Wednesday, July 27, 2005
Civil Disobedience and the Catholic Judge
There is at least one loose end that remains to be tied up from our discussion of the Catholic judge. A few days ago I indicated that a Catholic judge called to implement an immoral law faced four options: apply the law as given, resign, recuse, or engage in civil disobedience. One reader called the prospect of civil disobedience for a judge "absurd," and he may be right. But I won't concede the point without a bit more exploration.
Let's suppose that a Catholic judge hears a motion from a minor seeking permission to obtain an abortion without parental consent. The judge finds that there is not sufficient cause to grant permission, and denies the motion. The appellate panel -- comprised of judges who consistently seek to maximize reproductive rights -- rules that the lower court abused its discretion and remands for further proceedings. If the lower court now has no viable legal or factual basis on which to deny the motion, would Catholic legal theory deem it permissible for the judge to issue the following ruling?
Under state law as interpreted by the court of appeals in this case, this 15 year-old child is entitled to terminate the life of her unborn child without even notifying her parents, making a tragic situation even more tragic. Such an outcome is not acceptable in a legal system that purports to value both family and life. Here, the law acts to eviscerate both. I cannot facilitate such an outcome. The motion is denied.

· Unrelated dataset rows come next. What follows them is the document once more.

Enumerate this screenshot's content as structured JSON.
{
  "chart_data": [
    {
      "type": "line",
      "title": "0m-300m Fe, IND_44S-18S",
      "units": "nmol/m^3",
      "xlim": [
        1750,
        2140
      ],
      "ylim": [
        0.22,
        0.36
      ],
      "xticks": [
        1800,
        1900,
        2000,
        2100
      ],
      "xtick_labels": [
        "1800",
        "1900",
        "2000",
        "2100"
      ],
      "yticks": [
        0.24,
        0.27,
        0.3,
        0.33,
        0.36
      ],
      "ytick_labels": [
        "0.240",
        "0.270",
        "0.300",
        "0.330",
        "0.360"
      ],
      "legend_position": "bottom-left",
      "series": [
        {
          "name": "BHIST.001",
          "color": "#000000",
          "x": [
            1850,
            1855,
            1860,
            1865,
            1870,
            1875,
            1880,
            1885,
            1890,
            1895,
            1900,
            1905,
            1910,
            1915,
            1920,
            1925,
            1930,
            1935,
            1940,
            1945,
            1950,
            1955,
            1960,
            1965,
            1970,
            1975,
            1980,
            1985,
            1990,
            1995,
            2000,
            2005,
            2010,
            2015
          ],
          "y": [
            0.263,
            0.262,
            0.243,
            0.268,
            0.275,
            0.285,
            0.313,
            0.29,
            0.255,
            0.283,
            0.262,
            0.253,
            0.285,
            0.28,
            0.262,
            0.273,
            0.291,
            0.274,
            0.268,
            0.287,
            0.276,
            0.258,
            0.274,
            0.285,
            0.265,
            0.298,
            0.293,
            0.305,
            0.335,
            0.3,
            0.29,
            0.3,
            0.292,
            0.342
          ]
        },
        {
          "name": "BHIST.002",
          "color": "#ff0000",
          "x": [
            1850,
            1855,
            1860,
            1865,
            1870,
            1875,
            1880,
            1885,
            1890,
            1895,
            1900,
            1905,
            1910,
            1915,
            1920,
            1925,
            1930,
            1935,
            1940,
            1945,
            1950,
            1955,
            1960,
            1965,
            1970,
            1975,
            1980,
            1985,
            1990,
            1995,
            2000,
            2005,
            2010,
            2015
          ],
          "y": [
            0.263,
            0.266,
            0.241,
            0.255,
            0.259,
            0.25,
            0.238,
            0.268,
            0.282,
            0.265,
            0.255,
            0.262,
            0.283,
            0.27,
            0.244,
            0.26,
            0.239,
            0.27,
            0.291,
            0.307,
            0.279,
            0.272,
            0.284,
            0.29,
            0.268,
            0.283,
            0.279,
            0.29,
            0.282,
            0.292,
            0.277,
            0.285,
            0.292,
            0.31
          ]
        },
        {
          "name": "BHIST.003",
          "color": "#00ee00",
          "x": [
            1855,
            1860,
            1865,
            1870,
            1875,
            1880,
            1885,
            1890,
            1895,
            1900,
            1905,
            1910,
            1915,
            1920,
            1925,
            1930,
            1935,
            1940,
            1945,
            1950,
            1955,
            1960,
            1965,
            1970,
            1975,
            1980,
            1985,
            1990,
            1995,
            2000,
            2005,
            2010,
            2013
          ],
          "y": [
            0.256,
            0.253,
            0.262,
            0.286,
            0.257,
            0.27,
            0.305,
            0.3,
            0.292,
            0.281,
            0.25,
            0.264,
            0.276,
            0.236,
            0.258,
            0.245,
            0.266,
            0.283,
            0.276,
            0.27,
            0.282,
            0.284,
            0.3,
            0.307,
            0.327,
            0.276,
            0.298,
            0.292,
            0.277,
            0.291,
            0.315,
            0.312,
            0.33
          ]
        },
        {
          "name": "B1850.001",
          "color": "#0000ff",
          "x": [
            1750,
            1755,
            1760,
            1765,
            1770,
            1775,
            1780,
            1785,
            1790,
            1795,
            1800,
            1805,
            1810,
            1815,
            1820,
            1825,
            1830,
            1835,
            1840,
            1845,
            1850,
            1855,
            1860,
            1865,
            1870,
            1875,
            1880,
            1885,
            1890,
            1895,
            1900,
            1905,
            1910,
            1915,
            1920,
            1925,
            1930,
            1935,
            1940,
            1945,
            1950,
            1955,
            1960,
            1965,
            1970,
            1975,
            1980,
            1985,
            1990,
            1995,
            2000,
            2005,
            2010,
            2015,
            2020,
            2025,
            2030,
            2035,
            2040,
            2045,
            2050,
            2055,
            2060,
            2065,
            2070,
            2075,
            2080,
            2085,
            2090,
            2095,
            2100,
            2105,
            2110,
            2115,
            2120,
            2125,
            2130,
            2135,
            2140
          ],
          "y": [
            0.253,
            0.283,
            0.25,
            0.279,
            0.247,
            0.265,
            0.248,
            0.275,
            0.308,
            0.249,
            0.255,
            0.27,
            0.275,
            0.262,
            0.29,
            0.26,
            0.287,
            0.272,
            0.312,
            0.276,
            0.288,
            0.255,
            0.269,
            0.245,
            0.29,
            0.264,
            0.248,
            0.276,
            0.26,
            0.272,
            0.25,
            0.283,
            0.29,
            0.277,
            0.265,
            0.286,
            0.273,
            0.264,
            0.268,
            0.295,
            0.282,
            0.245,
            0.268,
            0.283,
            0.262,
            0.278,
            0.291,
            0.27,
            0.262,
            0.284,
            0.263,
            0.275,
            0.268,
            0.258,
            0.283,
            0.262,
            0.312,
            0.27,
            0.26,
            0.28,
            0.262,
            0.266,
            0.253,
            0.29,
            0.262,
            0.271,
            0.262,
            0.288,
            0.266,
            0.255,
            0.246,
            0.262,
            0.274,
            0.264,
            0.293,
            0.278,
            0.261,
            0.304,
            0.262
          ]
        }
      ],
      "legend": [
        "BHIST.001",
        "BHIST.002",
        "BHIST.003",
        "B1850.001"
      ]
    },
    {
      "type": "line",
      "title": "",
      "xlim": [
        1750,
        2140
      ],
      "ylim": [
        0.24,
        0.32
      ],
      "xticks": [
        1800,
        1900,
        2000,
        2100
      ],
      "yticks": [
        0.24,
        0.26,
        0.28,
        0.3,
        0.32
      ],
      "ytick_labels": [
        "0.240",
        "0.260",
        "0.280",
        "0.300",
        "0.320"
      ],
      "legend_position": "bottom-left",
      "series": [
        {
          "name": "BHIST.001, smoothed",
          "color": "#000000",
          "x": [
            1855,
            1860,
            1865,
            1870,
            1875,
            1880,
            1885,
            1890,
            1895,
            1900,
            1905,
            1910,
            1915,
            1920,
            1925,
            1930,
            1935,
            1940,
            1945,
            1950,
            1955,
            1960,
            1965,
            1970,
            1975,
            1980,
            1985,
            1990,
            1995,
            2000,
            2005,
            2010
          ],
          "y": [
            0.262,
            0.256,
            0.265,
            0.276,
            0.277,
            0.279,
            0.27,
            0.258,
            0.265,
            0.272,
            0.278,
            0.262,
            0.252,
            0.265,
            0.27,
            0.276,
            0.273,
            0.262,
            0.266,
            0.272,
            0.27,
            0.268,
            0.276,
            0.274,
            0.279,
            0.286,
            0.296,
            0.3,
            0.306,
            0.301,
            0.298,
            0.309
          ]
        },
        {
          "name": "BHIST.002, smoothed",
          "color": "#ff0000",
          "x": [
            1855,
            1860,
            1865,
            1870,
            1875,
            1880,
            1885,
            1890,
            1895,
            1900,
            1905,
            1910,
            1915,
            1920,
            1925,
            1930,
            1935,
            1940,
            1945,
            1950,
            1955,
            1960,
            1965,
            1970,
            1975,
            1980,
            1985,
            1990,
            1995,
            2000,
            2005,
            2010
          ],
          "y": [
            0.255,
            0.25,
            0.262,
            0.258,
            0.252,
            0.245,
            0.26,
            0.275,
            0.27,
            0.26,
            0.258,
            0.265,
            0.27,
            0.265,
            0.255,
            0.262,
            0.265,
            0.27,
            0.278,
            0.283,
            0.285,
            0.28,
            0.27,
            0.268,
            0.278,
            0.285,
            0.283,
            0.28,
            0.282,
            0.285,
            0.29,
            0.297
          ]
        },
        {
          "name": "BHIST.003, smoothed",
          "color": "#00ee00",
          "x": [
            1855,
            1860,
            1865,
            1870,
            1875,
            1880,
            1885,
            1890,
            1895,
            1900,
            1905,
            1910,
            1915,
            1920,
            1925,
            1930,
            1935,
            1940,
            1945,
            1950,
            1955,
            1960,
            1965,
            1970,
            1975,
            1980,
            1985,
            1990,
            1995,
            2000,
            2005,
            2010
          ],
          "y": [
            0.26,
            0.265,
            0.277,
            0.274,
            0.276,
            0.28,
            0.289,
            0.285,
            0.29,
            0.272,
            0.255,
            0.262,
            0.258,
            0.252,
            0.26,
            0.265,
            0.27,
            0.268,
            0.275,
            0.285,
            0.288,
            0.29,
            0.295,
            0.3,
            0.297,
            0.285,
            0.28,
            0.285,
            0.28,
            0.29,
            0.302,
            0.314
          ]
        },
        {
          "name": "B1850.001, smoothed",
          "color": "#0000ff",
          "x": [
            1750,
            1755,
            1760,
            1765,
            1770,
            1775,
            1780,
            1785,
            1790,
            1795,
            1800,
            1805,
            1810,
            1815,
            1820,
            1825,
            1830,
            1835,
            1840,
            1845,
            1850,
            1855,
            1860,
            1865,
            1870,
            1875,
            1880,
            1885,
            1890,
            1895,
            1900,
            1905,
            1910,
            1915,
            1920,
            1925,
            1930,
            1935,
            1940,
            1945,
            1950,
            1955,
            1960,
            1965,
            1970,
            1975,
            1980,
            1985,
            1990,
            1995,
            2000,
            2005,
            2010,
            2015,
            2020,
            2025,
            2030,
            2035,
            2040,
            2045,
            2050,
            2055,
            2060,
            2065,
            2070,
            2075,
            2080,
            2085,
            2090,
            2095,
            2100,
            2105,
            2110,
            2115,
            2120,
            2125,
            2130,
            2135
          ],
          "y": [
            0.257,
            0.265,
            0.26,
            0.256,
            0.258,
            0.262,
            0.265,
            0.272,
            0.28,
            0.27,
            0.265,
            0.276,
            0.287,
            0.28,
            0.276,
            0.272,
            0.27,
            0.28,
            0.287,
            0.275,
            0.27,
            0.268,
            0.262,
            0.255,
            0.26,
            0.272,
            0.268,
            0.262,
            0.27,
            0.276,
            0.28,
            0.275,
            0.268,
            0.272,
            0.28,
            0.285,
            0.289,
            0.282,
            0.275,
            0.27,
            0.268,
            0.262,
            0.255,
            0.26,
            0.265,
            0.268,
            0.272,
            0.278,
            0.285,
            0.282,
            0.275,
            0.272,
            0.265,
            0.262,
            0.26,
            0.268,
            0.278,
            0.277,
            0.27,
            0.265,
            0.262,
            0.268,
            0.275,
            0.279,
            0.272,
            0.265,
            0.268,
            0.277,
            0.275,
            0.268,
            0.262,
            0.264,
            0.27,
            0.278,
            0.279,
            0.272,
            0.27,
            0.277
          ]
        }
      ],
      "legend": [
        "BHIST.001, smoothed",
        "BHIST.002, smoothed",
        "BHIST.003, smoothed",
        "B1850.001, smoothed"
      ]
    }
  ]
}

The judge undoubtedly would be subject to sanction, and the appellate court would step in and grant the motion. The system remains intact, but a strong message of dissent has been registered. Recusal, by contrast, simply suggests that the judge has a personal hang-up or bias toward the case -- i.e., it's the judge's problem, not society's. At a minimum, such an act of civil disobedience by a judge seems more consistent with the rule of law than a judge's instrumentalist manipulation of law to pursue her own moral or religious ends. The former challenges the law overtly and can be addressed through established legal procedures, the latter subverts law covertly and corrodes the rule of law from the inside out.
I admit, scenarios justifying such acts are exceedingly rare (the Jim Crow South is another potential context), and depending on our view of Catholic legal theory, possibly non-existent. It's fairly easy to see that deference to the rule of law is not an absolute value for Catholic legal theory in a place like Nazi Germany, where the rule had been thoroughly and irredeemably corrupted. But in contexts where the rule of law, in broad terms, is still viable, are there any specific instances where the threat of injustice is so great that a judge would be justified in temporarily stepping out of her role as an agent of the law to become a (vocal) dissenter from the law?

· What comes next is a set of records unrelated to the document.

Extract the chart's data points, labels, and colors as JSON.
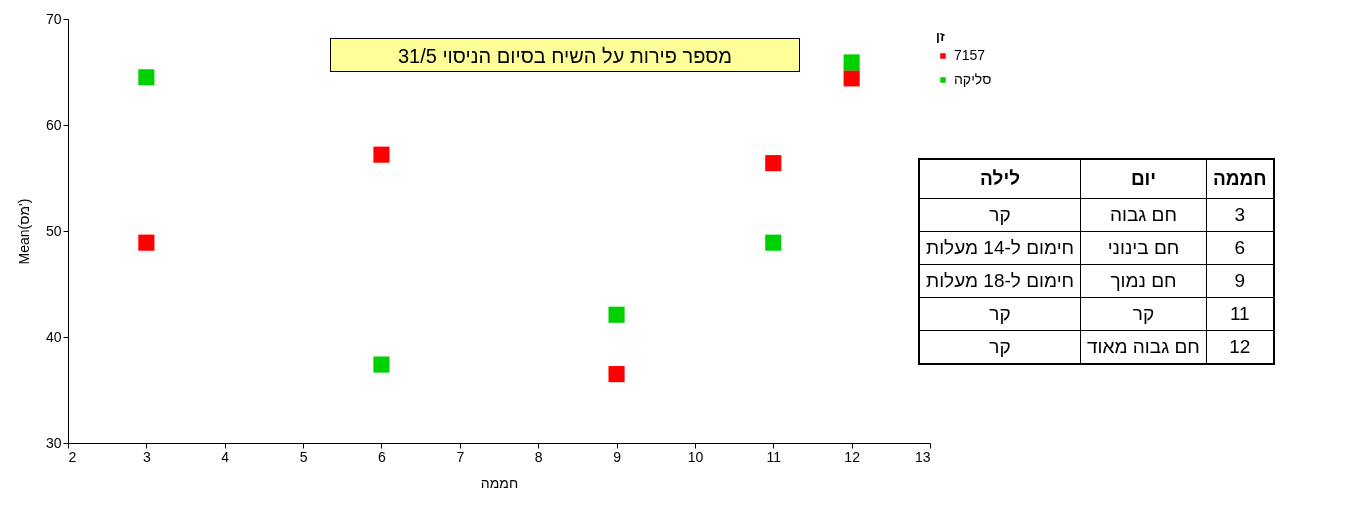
{
  "chart_data": [
    {
      "type": "scatter",
      "title": "מספר פירות על השיח בסיום הניסוי 31/5",
      "xlabel": "חממה",
      "ylabel": "Mean(מס')",
      "legend_title": "זן",
      "legend": "top right",
      "marker": "square",
      "grid": false,
      "xlim": [
        2,
        13
      ],
      "xticks": [
        2,
        3,
        4,
        5,
        6,
        7,
        8,
        9,
        10,
        11,
        12,
        13
      ],
      "ylim": [
        30,
        70
      ],
      "yticks": [
        30,
        40,
        50,
        60,
        70
      ],
      "x": [
        3,
        6,
        9,
        11,
        12
      ],
      "series": [
        {
          "name": "7157",
          "color": "#ff0000",
          "values": [
            48.9,
            57.2,
            36.5,
            56.4,
            64.4
          ]
        },
        {
          "name": "סליקה",
          "color": "#00d000",
          "values": [
            64.5,
            37.4,
            42.1,
            48.9,
            65.9
          ]
        }
      ]
    },
    {
      "type": "other",
      "categories": [
        "חממה",
        "יום",
        "לילה"
      ],
      "annotations": [
        "3",
        "חם גבוה",
        "קר",
        "6",
        "חם בינוני",
        "חימום ל-14 מעלות",
        "9",
        "חם נמוך",
        "חימום ל-18 מעלות",
        "11",
        "קר",
        "קר",
        "12",
        "חם גבוה מאוד",
        "קר"
      ]
    }
  ]
}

Note that I'm not asking whether Catholic legal theory would ever require such a stance (I don't think it would), but whether such a stance is among the permissible options. In other words, does Catholic legal theory's embrace of the rule of law forbid civil disobedience by a judge?
Rob
UPDATE: My friend and former colleague Michael Simons reminds me that in 1997, Judge Sprizzo (S.D.N.Y.) acquitted two abortion protestors in a self-confessed act of "judicial nullification." Here's the story, along with Michael McConnell's perspective on the case.
And Greg Kalscheur, S.J. recommends Robert Cover's Justice Accused: Antislavery and the Judicial Process (1975), in which Cover considers different judicial approaches to enforcing the Fugitive Slave Act.